Наконец, Эйлин появилась из дома, в синем махровом халате поверх сиреневого купальника. Глядя на нее, я понимал: возвращение к целибату будет непростым. Но это было непросто и первый раз, десять лет назад. Зуд мало-помалу уймется, как это было десять лет назад; воздержание делает сердце холоднее.
В руке Эйлин держала стакан – очевидно с ромовым коктейлем, что было необычно в такую рань. Ее лицо выглядело осунувшимся, особенно это было заметно вокруг рта и глаз, словно кожа там утратила способность выдерживать солнечные лучи и стала иссыхать. А взгляд был нежным и в то же время жестким. Подойдя ко мне, Эйлин опустилась рядом на песок и сказала:
– Я хочу поговорить с тобой.
– И мне нужно кое-что тебе сказать, – ответил я.
– Сначала я. Тебе нужно вернуться.
Это прозвучало неожиданно резко. Мой желудок затрепетал, мне захотелось притормозить события.
– Я люблю тебя, – сказал я, потянувшись к ее руке.
Эйлин не позволила мне прикоснуться к себе.

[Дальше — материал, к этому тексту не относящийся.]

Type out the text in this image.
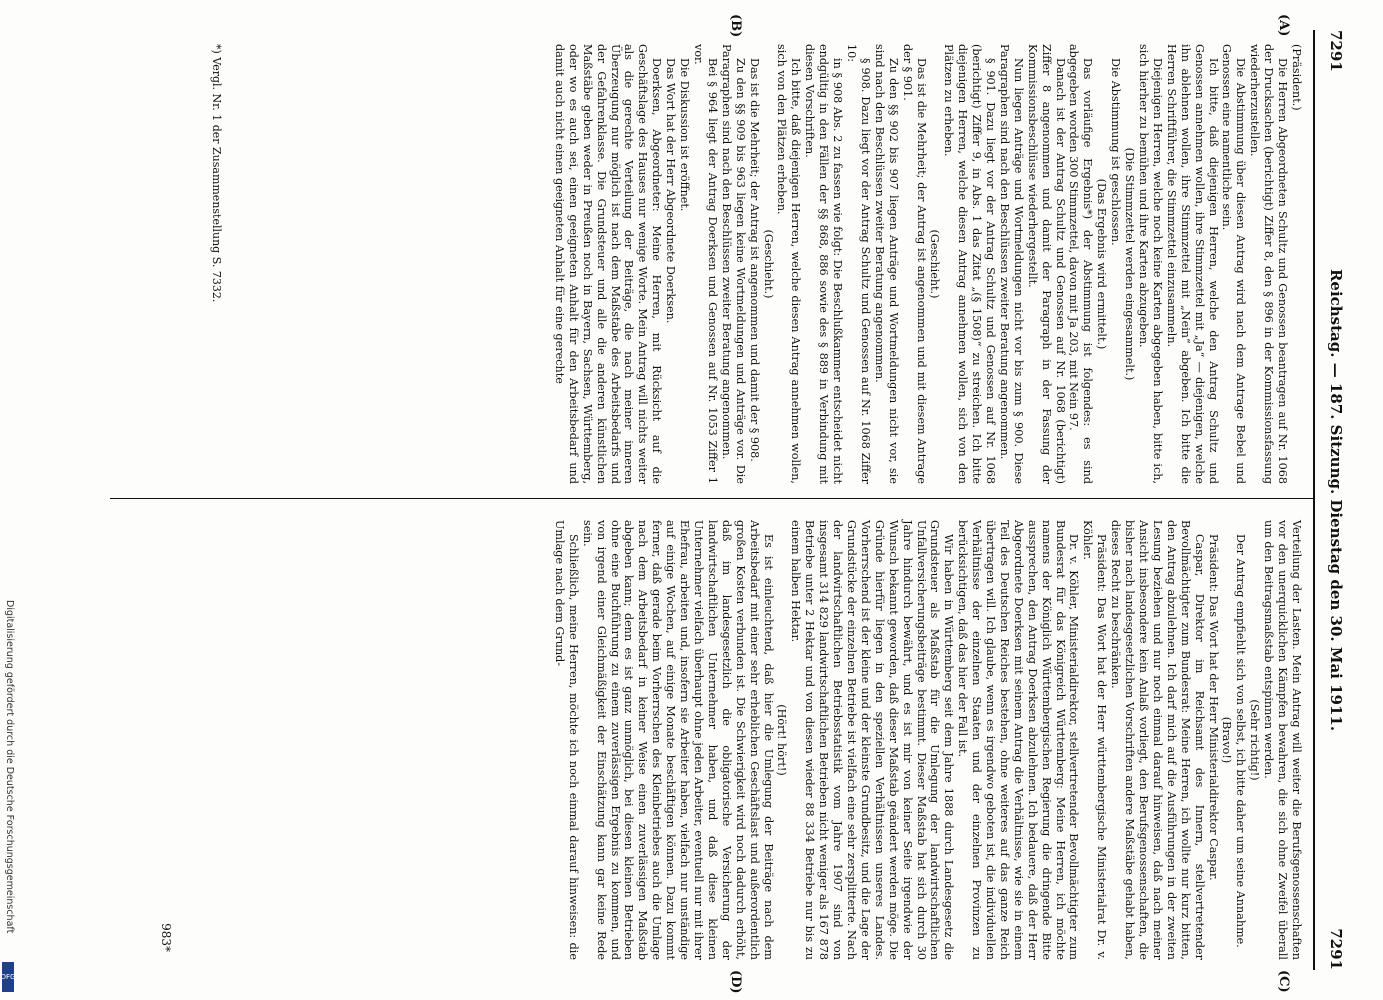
7291
Reichstag. — 187. Sitzung. Dienstag den 30. Mai 1911.
7291
(A)
(B)
(C)
(D)

(Präsident.)

Die Herren Abgeordneten Schultz und Genossen beantragen auf Nr. 1068 der Drucksachen (berichtigt) Ziffer 8, den § 896 in der Kommissionsfassung wiederherzustellen.

Die Abstimmung über diesen Antrag wird nach dem Antrage Bebel und Genossen eine namentliche sein.

Ich bitte, daß diejenigen Herren, welche den Antrag Schultz und Genossen annehmen wollen, ihre Stimmzettel mit „Ja“ — diejenigen, welche ihn ablehnen wollen, ihre Stimmzettel mit „Nein“ abgeben. Ich bitte die Herren Schriftführer, die Stimmzettel einzusammeln.

Diejenigen Herren, welche noch keine Karten abgegeben haben, bitte ich, sich hierher zu bemühen und ihre Karten abzugeben.

(Die Stimmzettel werden eingesammelt.)

Die Abstimmung ist geschlossen.

(Das Ergebnis wird ermittelt.)

Das vorläufige Ergebnis*) der Abstimmung ist folgendes: es sind abgegeben worden 300 Stimmzettel, davon mit Ja 203, mit Nein 97.

Danach ist der Antrag Schultz und Genossen auf Nr. 1068 (berichtigt) Ziffer 8 angenommen und damit der Paragraph in der Fassung der Kommissionsbeschlüsse wiederhergestellt.

Nun liegen Anträge und Wortmeldungen nicht vor bis zum § 900. Diese Paragraphen sind nach den Beschlüssen zweiter Beratung angenommen.

§ 901. Dazu liegt vor der Antrag Schultz und Genossen auf Nr. 1068 (berichtigt) Ziffer 9, in Abs. 1 das Zitat „(§ 1508)“ zu streichen. Ich bitte diejenigen Herren, welche diesen Antrag annehmen wollen, sich von den Plätzen zu erheben.

(Geschieht.)

Das ist die Mehrheit; der Antrag ist angenommen und mit diesem Antrage der § 901.

Zu den §§ 902 bis 907 liegen Anträge und Wortmeldungen nicht vor, sie sind nach den Beschlüssen zweiter Beratung angenommen.

§ 908. Dazu liegt vor der Antrag Schultz und Genossen auf Nr. 1068 Ziffer 10:

in § 908 Abs. 2 zu fassen wie folgt: Die Beschlußkammer entscheidet nicht endgültig in den Fällen der §§ 868, 886 sowie des § 889 in Verbindung mit diesen Vorschriften.

Ich bitte, daß diejenigen Herren, welche diesen Antrag annehmen wollen, sich von den Plätzen erheben.

(Geschieht.)

Das ist die Mehrheit; der Antrag ist angenommen und damit der § 908.

Zu den §§ 909 bis 963 liegen keine Wortmeldungen und Anträge vor. Die Paragraphen sind nach den Beschlüssen zweiter Beratung angenommen.

Bei § 964 liegt der Antrag Doerksen und Genossen auf Nr. 1053 Ziffer 1 vor.

Die Diskussion ist eröffnet.

Das Wort hat der Herr Abgeordnete Doerksen.

Doerksen, Abgeordneter: Meine Herren, mit Rücksicht auf die Geschäftslage des Hauses nur wenige Worte. Mein Antrag will nichts weiter als die gerechte Verteilung der Beiträge, die nach meiner inneren Überzeugung nur möglich ist nach dem Maßstabe des Arbeitsbedarfs und der Gefahrenklasse. Die Grundsteuer und alle die anderen künstlichen Maßstäbe geben weder in Preußen noch in Bayern, Sachsen, Württemberg, oder wo es auch sei, einen geeigneten Anhalt für den Arbeitsbedarf und damit auch nicht einen geeigneten Anhalt für eine gerechte

Verteilung der Lasten. Mein Antrag will weiter die Berufsgenossenschaften vor den unerquicklichen Kämpfen bewahren, die sich ohne Zweifel überall um den Beitragsmaßstab entspinnen werden.

(Sehr richtig!)

Der Antrag empfiehlt sich von selbst, ich bitte daher um seine Annahme.

(Bravo!)

Präsident: Das Wort hat der Herr Ministerialdirektor Caspar.

Caspar, Direktor im Reichsamt des Innern, stellvertretender Bevollmächtigter zum Bundesrat: Meine Herren, ich wollte nur kurz bitten, den Antrag abzulehnen. Ich darf mich auf die Ausführungen in der zweiten Lesung beziehen und nur noch einmal darauf hinweisen, daß nach meiner Ansicht insbesondere kein Anlaß vorliegt, den Berufsgenossenschaften, die bisher nach landesgesetzlichen Vorschriften andere Maßstäbe gehabt haben, dieses Recht zu beschränken.

Präsident: Das Wort hat der Herr württembergische Ministerialrat Dr. v. Köhler.

Dr. v. Köhler, Ministerialdirektor, stellvertretender Bevollmächtigter zum Bundesrat für das Königreich Württemberg: Meine Herren, ich möchte namens der Königlich Württembergischen Regierung die dringende Bitte aussprechen, den Antrag Doerksen abzulehnen. Ich bedauere, daß der Herr Abgeordnete Doerksen mit seinem Antrag die Verhältnisse, wie sie in einem Teil des Deutschen Reiches bestehen, ohne weiteres auf das ganze Reich übertragen will. Ich glaube, wenn es irgendwo geboten ist, die individuellen Verhältnisse der einzelnen Staaten und der einzelnen Provinzen zu berücksichtigen, daß das hier der Fall ist.

Wir haben in Württemberg seit dem Jahre 1888 durch Landesgesetz die Grundsteuer als Maßstab für die Umlegung der landwirtschaftlichen Unfallversicherungsbeiträge bestimmt. Dieser Maßstab hat sich durch 30 Jahre hindurch bewährt, und es ist mir von keiner Seite irgendwie der Wunsch bekannt geworden, daß dieser Maßstab geändert werden möge. Die Gründe hierfür liegen in den speziellen Verhältnissen unseres Landes. Vorherrschend ist der kleine und der kleinste Grundbesitz, und die Lage der Grundstücke der einzelnen Betriebe ist vielfach eine sehr zersplitterte. Nach der landwirtschaftlichen Betriebsstatistik vom Jahre 1907 sind von insgesamt 314 829 landwirtschaftlichen Betrieben nicht weniger als 167 878 Betriebe unter 2 Hektar und von diesen wieder 88 334 Betriebe nur bis zu einem halben Hektar.

(Hört! hört!)

Es ist einleuchtend, daß hier die Umlegung der Beiträge nach dem Arbeitsbedarf mit einer sehr erheblichen Geschäftslast und außerordentlich großen Kosten verbunden ist. Die Schwierigkeit wird noch dadurch erhöht, daß im landesgesetzlich die obligatorische Versicherung der landwirtschaftlichen Unternehmer haben, und daß diese kleinen Unternehmer vielfach überhaupt ohne jeden Arbeiter, eventuell nur mit ihrer Ehefrau, arbeiten und, insofern sie Arbeiter haben, vielfach nur unständige auf einige Wochen, auf einige Monate beschäftigen können. Dazu kommt ferner, daß gerade beim Vorherrschen des Kleinbetriebes auch die Umlage nach dem Arbeitsbedarf in keiner Weise einen zuverlässigen Maßstab abgeben kann; denn es ist ganz unmöglich, bei diesen kleinen Betrieben ohne eine Buchführung zu einem zuverlässigen Ergebnis zu kommen, und von irgend einer Gleichmäßigkeit der Einschätzung kann gar keine Rede sein.

Schließlich, meine Herren, möchte ich noch einmal darauf hinweisen: die Umlage nach dem Grund-

*) Vergl. Nr. 1 der Zusammenstellung S. 7332.
983*
Digitalisierung gefördert durch die Deutsche Forschungsgemeinschaft
DFG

– Я знаю, – сказала она. – Но ты не можешь остаться. Это не принесет ничего хорошего ни одному из нас. – Затем Эйлин добавила: – Все, чего я добилась – заморочила тебе голову, сделала тебя несчастным, сбила с толку. Тебе нужно вернуться туда, где ты был до того, как я появилась в твоей жизни.
Потом она сказала:
– Это здание монастыря, ненавистное место, оно не позволит нам быть вместе.
Следом она сказала:
– Я непостоянна, а ты – наоборот. Я все время бегу либо к чему-то, либо от чего-то. Так будет всю мою жизнь. Если ты останешься со мной – однажды я уйду от тебя, и не смогу выносить чувство вины.
И наконец она сказала:
– Ты знаешь, что я права. Ты знал это еще вчера – нам нет смысла продолжать.
Эйлин озвучила все мои реплики. Мне оставалось только произнести:
– У меня забронировано место на утренний рейс в среду.
Эйлин отвезла меня в аэропорт. Две последние ночи я спал на плетеном диване в гостиной, не притрагивался к рому с принятия решения и снова облачился в рясу и сандалии. Кроме того, я был физически измучен недосыпанием, эмоционально – основными событиями, и морально – поскольку продолжал жаждать тела Эйлин, как и раньше. Даже сильнее. Мы провели неделю вместе, и «перекрыть этот кран» на словах было куда легче, чем на деле. Ее близость в «Пинто» вызывала у меня дрожь.
Но я был тверд – или слаб, зависит от точки зрения – и не изменил своего решения. Мы приехали в аэропорт, Эйлин проводила меня до пункта досмотра, и мы попрощались, не касаясь друг друга. Рукопожатие выглядело бы нелепо, а нечто бо́льшее представлялось слишком опасным.
В конце, когда я уже отходил от нее, Эйлин сказала:
– Извини, Чар… Извини, брат Бенедикт. За все, что сделала тебе семья Флэттери.
– Семья Флэттери подарила мне любовь и приключение, – сказал я. – За что тут просить прощения? Я буду вспоминать тебя, Эйлин, всю оставшуюся жизнь, и не только в своих молитвах.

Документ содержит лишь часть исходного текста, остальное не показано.